Uh oh. I'm suddenly all confused after reading Gil's post. I learned to use the indicative for _probability_ and the subjunctive for _possibility_. My French teacher taught us the 50% rule: If the chances of the event occurring are greater than 50%, use the indicative. Thus the following phrases would be correct:

Il est possible que j'y aille.
Il est probable que j'y irai.
Il n'est pas probable que j'y aille.
Il est certain que j'y irai.

However Gil's source states that probability is also classified under the subjunctive! Can I hear some opinions on this issue? Is it not so clear-cut as I learned or is what I learned just plain wrong? Thanks!


----------



## MelB

I'm looking at Byrne and Churchill's A Comprehensive French Grammar, 4th Ed. 

Section 483 (d) seems to use the indicative with probable.  In that regard, it gives as an example:  "Est-il vrai que vous soyez malade? 'Is is true that you are ill?'--but the text goes on to give as an example, "Il est probable, certain, vrai que mon père a reçu la lettre."  It definitely says that one should use the subjunctive with it is little probable "peu probable."  It also uses the subjunctive with "it is not probable." 

It doesn't seem to address my question, but I would think, "it is not posssible" would certainly require the indicative (at least as Gil describes his 50 percent rule) (if it's not possible, we're talking about 100 percent), and not the subjunctive.  All I'm asking for is a confirmation here on that.


----------



## LV4-26

You should use the subjunctive with
_il n'est pas possible que..._
the same way as with _"il est possible que"
_Which is perfectly consistent with the mentioned rule as the chances of the event occurring (the "I-will-change-my-opinion" event) are....0 %.



> There's a subtle difference, but I prefer in the context of what I want to say, that "*I may change my opinion* in the future," (uncertainty there) not the "I am going perhaps to change my opinion in the future." The latter is stronger in suggesting a possible change.


I'm not sure I understand what you mean here, MelB. In any case I thought I should make it clear that :
_Je vais peut-être changer d'avis_
conveys exactly the same idea as
_I may change my opinion.
_


----------



## Gil

MelB said:
			
		

> I'm looking at Byrne and Churchill's A Comprehensive French Grammar, 4th Ed.
> 
> Section 483 (d) seems to use the indicative with probable. In that regard, it gives as an example: "Est-il vrai que vous soyez malade? 'Is is true that you are ill?'--but the text goes on to give as an example, "Il est probable, certain, vrai que mon père a reçu la lettre." It definitely says that one should use the subjunctive with it is little probable "peu probable." It also uses the subjunctive with "it is not probable."
> 
> It doesn't seem to address my question, but I would think, "it is not posssible" would certainly require the indicative (at least as Gil describes his 50 percent rule) (if it's not possible, we're talking about 100 percent), and not the subjunctive. All I'm asking for is a confirmation here on that.

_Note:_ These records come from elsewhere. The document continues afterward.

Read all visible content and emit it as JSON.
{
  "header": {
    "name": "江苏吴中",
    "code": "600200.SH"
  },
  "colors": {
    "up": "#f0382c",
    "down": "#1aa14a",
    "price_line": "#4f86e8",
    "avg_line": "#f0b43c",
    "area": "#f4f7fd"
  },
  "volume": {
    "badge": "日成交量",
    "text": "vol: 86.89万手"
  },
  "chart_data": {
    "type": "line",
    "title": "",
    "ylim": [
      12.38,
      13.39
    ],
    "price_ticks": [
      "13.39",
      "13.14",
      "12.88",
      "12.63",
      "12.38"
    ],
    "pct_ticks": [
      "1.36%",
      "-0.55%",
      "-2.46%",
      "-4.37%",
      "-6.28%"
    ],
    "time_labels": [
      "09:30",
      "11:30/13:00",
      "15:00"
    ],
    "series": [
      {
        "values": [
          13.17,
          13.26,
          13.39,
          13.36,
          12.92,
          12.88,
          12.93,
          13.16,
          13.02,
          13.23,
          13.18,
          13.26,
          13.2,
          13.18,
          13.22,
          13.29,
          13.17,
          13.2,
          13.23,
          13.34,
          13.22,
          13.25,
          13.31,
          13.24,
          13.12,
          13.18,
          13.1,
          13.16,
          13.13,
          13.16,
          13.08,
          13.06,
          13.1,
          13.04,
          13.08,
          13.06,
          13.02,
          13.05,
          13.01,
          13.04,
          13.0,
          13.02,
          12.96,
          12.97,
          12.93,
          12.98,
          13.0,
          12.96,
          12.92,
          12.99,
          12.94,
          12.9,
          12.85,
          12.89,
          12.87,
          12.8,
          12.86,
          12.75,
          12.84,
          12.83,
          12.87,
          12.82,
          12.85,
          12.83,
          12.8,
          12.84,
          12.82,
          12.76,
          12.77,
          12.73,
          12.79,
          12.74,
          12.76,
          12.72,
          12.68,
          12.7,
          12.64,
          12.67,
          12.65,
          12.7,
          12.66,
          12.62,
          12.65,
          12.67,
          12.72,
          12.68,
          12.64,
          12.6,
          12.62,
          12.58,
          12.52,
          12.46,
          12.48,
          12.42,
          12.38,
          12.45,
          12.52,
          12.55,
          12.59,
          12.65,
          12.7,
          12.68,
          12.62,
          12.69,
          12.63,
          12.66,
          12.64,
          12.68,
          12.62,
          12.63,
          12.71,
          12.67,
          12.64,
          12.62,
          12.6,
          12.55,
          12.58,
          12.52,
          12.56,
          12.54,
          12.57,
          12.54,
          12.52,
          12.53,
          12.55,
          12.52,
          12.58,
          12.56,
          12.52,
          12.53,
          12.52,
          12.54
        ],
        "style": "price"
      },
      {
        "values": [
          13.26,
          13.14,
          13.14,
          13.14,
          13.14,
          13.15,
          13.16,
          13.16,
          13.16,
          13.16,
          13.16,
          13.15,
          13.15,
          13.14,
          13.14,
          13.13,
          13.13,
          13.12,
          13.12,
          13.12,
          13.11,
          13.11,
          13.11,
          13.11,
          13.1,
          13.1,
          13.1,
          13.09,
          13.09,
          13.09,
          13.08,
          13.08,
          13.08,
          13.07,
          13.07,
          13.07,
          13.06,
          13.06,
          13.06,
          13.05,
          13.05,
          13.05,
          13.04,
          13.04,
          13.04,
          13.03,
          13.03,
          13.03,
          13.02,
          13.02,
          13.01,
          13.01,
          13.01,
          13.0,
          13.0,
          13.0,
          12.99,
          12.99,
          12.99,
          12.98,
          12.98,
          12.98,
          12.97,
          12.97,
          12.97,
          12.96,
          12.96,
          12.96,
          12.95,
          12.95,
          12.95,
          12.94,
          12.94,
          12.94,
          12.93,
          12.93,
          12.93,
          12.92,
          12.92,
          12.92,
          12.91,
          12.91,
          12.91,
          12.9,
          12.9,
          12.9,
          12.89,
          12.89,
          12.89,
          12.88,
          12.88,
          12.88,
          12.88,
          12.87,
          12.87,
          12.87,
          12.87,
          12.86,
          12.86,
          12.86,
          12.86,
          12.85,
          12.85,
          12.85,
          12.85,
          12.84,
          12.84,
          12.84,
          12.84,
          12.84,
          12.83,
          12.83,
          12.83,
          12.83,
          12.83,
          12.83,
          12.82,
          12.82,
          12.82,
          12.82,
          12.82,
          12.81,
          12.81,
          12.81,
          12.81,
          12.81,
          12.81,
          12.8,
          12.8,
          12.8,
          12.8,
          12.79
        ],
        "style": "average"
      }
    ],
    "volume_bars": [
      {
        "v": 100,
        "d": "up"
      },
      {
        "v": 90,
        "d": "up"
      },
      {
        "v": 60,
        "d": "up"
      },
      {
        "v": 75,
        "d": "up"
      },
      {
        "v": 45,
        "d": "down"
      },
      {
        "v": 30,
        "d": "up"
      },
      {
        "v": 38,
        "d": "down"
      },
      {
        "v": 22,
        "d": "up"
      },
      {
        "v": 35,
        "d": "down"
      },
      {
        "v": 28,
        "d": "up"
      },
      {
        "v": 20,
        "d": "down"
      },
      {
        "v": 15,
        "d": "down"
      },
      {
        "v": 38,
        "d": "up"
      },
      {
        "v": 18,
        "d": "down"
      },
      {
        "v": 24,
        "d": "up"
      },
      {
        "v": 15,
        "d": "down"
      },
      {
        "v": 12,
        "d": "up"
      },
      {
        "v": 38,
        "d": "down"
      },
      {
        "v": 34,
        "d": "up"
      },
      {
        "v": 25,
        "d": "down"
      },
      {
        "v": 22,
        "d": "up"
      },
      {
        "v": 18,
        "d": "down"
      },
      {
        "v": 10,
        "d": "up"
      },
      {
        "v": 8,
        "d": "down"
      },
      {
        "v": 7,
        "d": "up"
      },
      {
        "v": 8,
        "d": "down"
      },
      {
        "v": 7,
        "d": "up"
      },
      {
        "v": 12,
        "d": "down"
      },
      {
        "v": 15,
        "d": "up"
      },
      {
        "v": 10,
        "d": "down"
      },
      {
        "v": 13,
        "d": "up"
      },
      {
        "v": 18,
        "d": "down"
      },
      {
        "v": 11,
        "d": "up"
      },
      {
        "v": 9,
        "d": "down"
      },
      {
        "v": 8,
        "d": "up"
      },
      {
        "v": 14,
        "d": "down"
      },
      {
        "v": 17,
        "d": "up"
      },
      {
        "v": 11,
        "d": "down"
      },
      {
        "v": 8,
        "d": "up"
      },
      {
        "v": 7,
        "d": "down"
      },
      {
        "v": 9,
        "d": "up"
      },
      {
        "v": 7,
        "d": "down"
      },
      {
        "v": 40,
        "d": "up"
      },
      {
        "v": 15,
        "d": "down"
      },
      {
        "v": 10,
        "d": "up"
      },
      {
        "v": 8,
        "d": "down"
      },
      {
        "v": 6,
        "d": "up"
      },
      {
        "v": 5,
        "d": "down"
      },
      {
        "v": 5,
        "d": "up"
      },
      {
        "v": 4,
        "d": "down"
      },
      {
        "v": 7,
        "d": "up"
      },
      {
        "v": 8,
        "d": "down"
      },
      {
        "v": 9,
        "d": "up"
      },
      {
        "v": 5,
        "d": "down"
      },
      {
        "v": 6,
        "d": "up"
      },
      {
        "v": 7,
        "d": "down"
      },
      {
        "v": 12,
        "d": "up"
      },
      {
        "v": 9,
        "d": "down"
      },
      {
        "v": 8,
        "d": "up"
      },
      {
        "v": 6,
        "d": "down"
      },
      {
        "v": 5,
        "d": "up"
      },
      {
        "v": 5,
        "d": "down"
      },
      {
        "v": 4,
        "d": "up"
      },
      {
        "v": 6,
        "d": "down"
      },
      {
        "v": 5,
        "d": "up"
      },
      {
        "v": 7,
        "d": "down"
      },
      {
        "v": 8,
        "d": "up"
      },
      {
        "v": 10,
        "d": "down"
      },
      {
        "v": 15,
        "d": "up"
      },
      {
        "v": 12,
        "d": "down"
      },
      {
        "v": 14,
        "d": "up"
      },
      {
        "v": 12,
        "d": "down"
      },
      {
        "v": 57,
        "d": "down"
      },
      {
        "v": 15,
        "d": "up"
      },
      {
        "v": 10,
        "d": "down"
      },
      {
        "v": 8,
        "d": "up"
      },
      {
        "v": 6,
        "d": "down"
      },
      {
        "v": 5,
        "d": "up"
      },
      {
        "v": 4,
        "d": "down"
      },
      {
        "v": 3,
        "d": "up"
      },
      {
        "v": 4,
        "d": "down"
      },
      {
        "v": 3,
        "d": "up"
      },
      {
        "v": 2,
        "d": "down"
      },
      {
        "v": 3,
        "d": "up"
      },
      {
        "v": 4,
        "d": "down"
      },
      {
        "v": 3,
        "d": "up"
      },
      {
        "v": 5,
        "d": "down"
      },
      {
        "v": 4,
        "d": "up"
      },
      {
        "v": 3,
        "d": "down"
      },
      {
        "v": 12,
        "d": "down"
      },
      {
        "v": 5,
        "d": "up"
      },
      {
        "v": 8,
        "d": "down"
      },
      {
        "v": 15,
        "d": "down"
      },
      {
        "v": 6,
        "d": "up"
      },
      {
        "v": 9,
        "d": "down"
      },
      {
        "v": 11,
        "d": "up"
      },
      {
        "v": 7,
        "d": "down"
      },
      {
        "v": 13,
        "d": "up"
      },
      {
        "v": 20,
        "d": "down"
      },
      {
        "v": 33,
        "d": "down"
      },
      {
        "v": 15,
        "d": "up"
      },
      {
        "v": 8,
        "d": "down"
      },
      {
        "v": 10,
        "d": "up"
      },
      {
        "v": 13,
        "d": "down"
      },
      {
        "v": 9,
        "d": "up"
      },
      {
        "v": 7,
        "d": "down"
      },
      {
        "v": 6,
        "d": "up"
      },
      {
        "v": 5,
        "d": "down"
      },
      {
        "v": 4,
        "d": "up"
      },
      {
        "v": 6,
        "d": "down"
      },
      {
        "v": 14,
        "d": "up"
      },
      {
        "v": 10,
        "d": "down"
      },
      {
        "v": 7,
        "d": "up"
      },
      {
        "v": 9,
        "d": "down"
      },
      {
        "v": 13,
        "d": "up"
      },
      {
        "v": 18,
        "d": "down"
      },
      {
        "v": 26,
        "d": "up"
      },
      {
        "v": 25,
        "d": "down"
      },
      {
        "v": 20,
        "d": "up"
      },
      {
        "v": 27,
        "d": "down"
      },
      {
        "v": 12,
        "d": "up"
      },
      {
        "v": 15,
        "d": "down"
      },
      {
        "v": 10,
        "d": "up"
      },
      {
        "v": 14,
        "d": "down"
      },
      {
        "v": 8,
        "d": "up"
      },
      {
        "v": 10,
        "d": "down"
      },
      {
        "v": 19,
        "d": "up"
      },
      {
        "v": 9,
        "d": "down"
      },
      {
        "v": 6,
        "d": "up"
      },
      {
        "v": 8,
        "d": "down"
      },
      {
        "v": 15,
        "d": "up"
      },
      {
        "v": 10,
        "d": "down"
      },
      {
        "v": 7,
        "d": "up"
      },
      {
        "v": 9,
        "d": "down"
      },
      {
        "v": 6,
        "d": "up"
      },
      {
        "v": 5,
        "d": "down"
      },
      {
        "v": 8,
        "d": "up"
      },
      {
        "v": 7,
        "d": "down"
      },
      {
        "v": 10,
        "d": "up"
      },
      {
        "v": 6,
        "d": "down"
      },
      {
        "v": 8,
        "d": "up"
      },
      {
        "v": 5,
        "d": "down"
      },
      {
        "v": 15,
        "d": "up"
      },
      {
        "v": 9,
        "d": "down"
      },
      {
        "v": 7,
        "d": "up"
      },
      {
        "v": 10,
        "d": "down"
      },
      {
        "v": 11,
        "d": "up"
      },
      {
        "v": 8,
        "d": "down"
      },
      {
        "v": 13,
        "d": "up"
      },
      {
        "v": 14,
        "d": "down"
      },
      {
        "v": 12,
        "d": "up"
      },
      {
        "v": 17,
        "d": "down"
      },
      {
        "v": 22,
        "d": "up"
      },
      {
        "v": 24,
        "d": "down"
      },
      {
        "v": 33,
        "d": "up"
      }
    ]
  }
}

I would still go for the subjunctive...
Le subjonctif s'emploie avec des verbes qui expriment:
 POSSIBILITÉ, IMPOSSIBILITÉ, PROBABILITÉ, DOUTE, INCERTITUDE


----------



## MelB

LV4-26, 

There are two possibilities raised:  

(1) "C'est possible que je change d'avis

and (2) Je vais peut-être changer d'avis

You say they mean exactly the same thing in French.  And they may.  My problem is I'm an Anglophone, and can't help translating them.  

No. 1 to me says, "It's possible I'll change opinion." 

No. 2 says, "I'm going, perhaps, to change opinion."

It's a nuance, but the second characterization is not the same as the first in English.  It's more affirmative in the direction of changing opinion.  It's not just that it's "possible."  In English we sometimes use the word "possible"  to mean less than a 50 percent chance, when we're comparing this word with the word "probable."  (Please keep in mind though that if something has a 90 percent change of happening, it's still "possible" it will happen, though the better word to use there would be "probable," as we would tend to use "probable" to mean more than a 50 percent change).   

In any event, the second characterization ("I'm going, perhaps, to change opinion"), is more assumptive/affirmative.  I mean why would someone say that, if he weren't tending in the direction of changing opinion.

If I were to list the three characterizations here in English:

(1) It's possible I will change opinion (taking that sometimes English meaning of less than a 50 percent chance, when "possible is compared to the word "probable")

(2) It's probable I will change opinion (greater than 50 percent chance)

and (3) I'm going, perhaps, to change opinion, 

I would say that the third characterization is closer to the second than the first (because of the assumptive, affirmative way it is stated). 

And it's because of the above, that I have a hard time feeling that "C'est possible que je change d'avis" is the same as "Je vais peut-être changer d'avis."  I would think the second characterization in French ("Je vais peut-être changer d'avis") is closer to a probability of changing opinions than the first characterization (C'est possible que je change d'avis).


----------



## MelB

Gil and LV4-26

    Thanks.  I finally found it in my treatise, Section 484.  When the reality of the event is denied, one takes the subjunctive, and they give as an example, "il n'est pas possible que . . ."

     But Gil, you just said the subjunctive goes with verbs that express probability.  That's Markus' issue, and mine too.  Because my treatise  by Byrne and Churchill "(which I've cited in this thread already) says you use the indicative there, and gives an example.  And see item 5 for this French Grammar link, which says the same. It lists as taking the indicative, "il est probable que." 

http://www.realfrench.net/grammar/unit.php?id=22


----------



## timpeac

Markus - I am very confused too by this. I have started a new thread on the topic on whether you should have subj after probability or not.


----------



## LV4-26

Agreed, Melb.
_Je vais peut-être changer d'avis _is indeed more affirmative than
_Il se peut que je change d'avis_.


----------